Der Margarethenkapf ist ein Musterbeispiel für einen der Inselberge rund um die Stadt. Vom Gipfel aus sieht man gut die typische Form der Inselberge, sie sind südseitig vom Rheintalgletscher abgehobelt und sanft ansteigend, west oder ostseitig bildet eine senkrechte Felswand den Abschluss. Der Gipfel des Margarethenkapf wird von einem Felsbrocken gebildet. Vom darauf gebauten Pavillon hat man eine wunderbare Aussicht auf die anderen Inselberge der Stadt. Auf den Gipfel gelangt man durch die Parkanlage, die man 2020 renoviert hat. Es gibt nur 2 Zugänge auf den Gipfel. Entweder über die Blasenberggasse oder die Jesuitengasse.

Parkanlage Margarthenkapf:

Die Geschichte der Parkanlage am Margarethenkapf geht weit zurück. Namensgeberin ist die heute noch vorhandene, der heiligen Margarethe geweihte Kapelle, die im Jahr 1522 erbaut wurde. 1620 wurde dann das nach dem damaligen Hubmeister benannte "Tschitscher Schlössle" errichtet. Später folgte dann eine Einsiedelei und der Aussichtspavillon "Rädle"... Weitere Infos könnt ihr dem Schild im Park entnehmen.

Aufgaben:

Der Cache besteht aus 2 Stationen. Man muss die Luitereschicht in der Kapfschlucht besuchen und auch den Gipfel des Margarethenkapf.

1) Wie lange ist der sichtbare Teil der Luitereschicht ca?
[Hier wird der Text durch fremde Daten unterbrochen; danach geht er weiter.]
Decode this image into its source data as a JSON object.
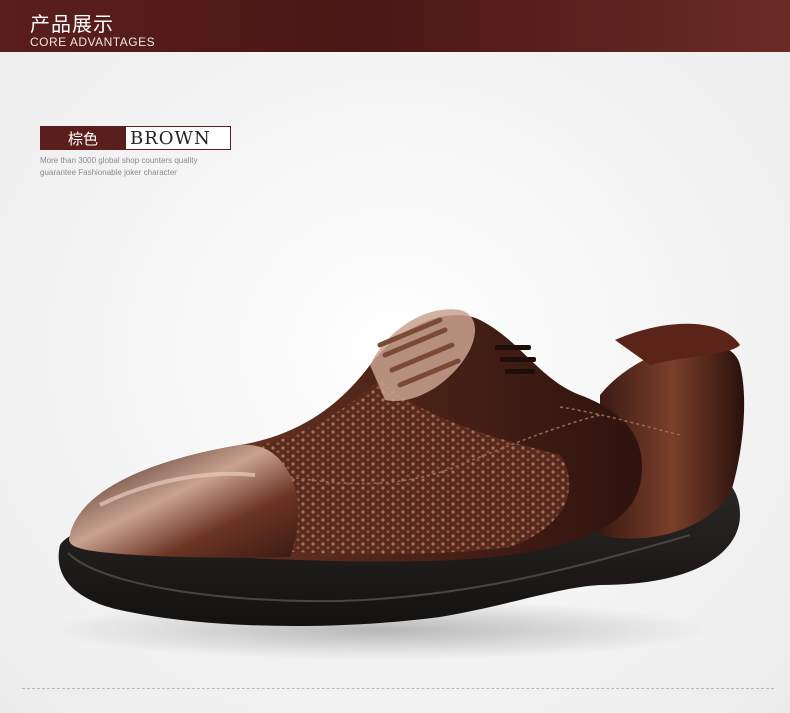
{
  "header": {
    "title": "产品展示",
    "subtitle": "CORE ADVANTAGES"
  },
  "color_tag": {
    "label_cn": "棕色",
    "label_en": "BROWN"
  },
  "description": {
    "line1": "More than 3000 global shop counters quality",
    "line2": "guarantee  Fashionable joker character"
  },
  "product": {
    "icon": "leather-oxford-shoe",
    "colors": {
      "brand": "#5a1f1c",
      "leather_dark": "#3b1a14",
      "leather_mid": "#6b3423",
      "leather_highlight": "#c9a28f",
      "sole": "#1e1b1a"
    }
  }
}
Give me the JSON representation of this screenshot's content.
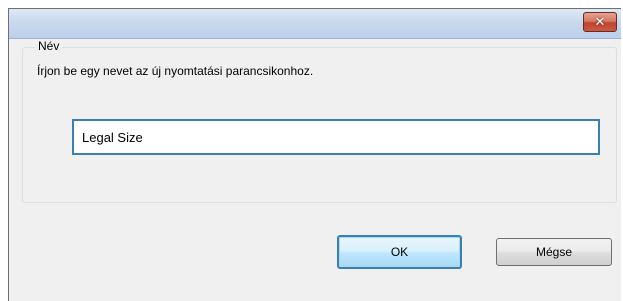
{
  "dialog": {
    "close_symbol": "✕",
    "group_label": "Név",
    "instruction": "Írjon be egy nevet az új nyomtatási parancsikonhoz.",
    "name_value": "Legal Size",
    "ok_label": "OK",
    "cancel_label": "Mégse"
  },
  "colors": {
    "focus_border": "#3c7fb1",
    "close_button": "#c0432e",
    "dialog_background": "#f0f0f0"
  },
  "icons": {
    "close": "close-icon"
  }
}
Untersuche die Schicht und suche nach den Spuren der beschriebenen Mineralien. Welche Färbungen kannst du erkennen?

2) Gib an welche Form und Farbe die in der Schicht eingeschlossenen Fossilien haben.

3) Die Inselberge bestehen in der obersten Schicht aus Schrattenkalk. Wie mächtig ist diese Schicht ca und beschreibe deren Aussehen.
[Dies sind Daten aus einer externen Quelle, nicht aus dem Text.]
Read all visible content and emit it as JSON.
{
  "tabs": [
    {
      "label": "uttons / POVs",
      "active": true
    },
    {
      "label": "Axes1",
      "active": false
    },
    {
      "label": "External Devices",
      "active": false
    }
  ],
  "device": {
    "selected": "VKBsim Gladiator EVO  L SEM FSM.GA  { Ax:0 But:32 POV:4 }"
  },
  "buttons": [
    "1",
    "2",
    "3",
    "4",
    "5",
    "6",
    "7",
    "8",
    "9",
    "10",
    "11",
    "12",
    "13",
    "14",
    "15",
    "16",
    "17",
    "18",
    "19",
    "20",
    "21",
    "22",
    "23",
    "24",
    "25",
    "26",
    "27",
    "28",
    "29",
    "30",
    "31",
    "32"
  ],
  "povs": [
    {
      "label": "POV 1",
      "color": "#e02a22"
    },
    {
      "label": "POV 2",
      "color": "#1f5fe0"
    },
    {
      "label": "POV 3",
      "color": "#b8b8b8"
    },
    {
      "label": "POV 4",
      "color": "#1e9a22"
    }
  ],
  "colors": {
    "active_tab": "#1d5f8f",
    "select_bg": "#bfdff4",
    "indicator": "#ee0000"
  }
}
4) Optional: Mache ein Foto von einem der Inselberge vom Gipfel aus und benenne ihn.

Du darfst den Cache sogleich loggen, nachdem du die Fragen beantwortet hast. Sollte etwas nicht passen, werde ich Kontakt aufnehmen.


Dieser Earthcache gehört zur Reihe der 7 Summits, die aus den 7 Inselbergen Rund um die Stadt Feldkirch besteht.

Die Stadt Feldkirch ist von Hügeln umgeben. Die 7 höchsten Hügel bilden 
die 7 Summits. Die 7 Summits sind die höchsten Berge der Welt des jeweiligen 
Kontinents. Von da stammt die Idee für diese Geocacheserie. Die Berge sind:

Mt Everest (8848 m) - Hoher Sattel (752 m)
Aconcagua (6961 m) - Schellenberg (699 m)
Denali (6190 m) - Känzele (638 m)
Kilimandscharo (5895 m) - Ardetzenberg (631 m)
Mt Vinson (4892 m) - Stadtschrofen (618 m)
Mt Blanc (4810 m) - Margaretenkapf (561 m)
Mt Kosciuszko (2228 m) - Montikel (503 m)

Wie bei den echten 7 Summits gibt es verschiedene Meinungen welcher der jeweilig 
richtige Berg ist, weil der Gipfel sich an einer Grenze zwischen 2 Kontinenten 
befindet oder die Ausdehnung des Kontinents nicht klar definiert ist. 
So ist bei Europa auch der Elbrus (5642 m) angegeben und bei Australien 
der Puncak Jaya (4884 m). So auch in Feldkirch. Hier ist der Grund allerdings, 
dass am Gipfel schon ein anderer Cache liegt und daher ein Ausweichziel 
definiert werden musste.

Zu jedem Cache führen mehrere Routen. Die Routen sind meist gut beschildert. Für diesen Cache empfiehlt sich als Basislager: Landeskrankenhaus oder Bezirksgericht Feldkirch, je nachdem ob zuerst der Gipfel besucht wird oder die Kapfschlucht.

1. Literatur:
Friebe, J. G. (Red.) (2007): Vorarlberg. – Geologie der österreichischen Bundesländer: 174 S., Wien (Geologische Bundesanstalt).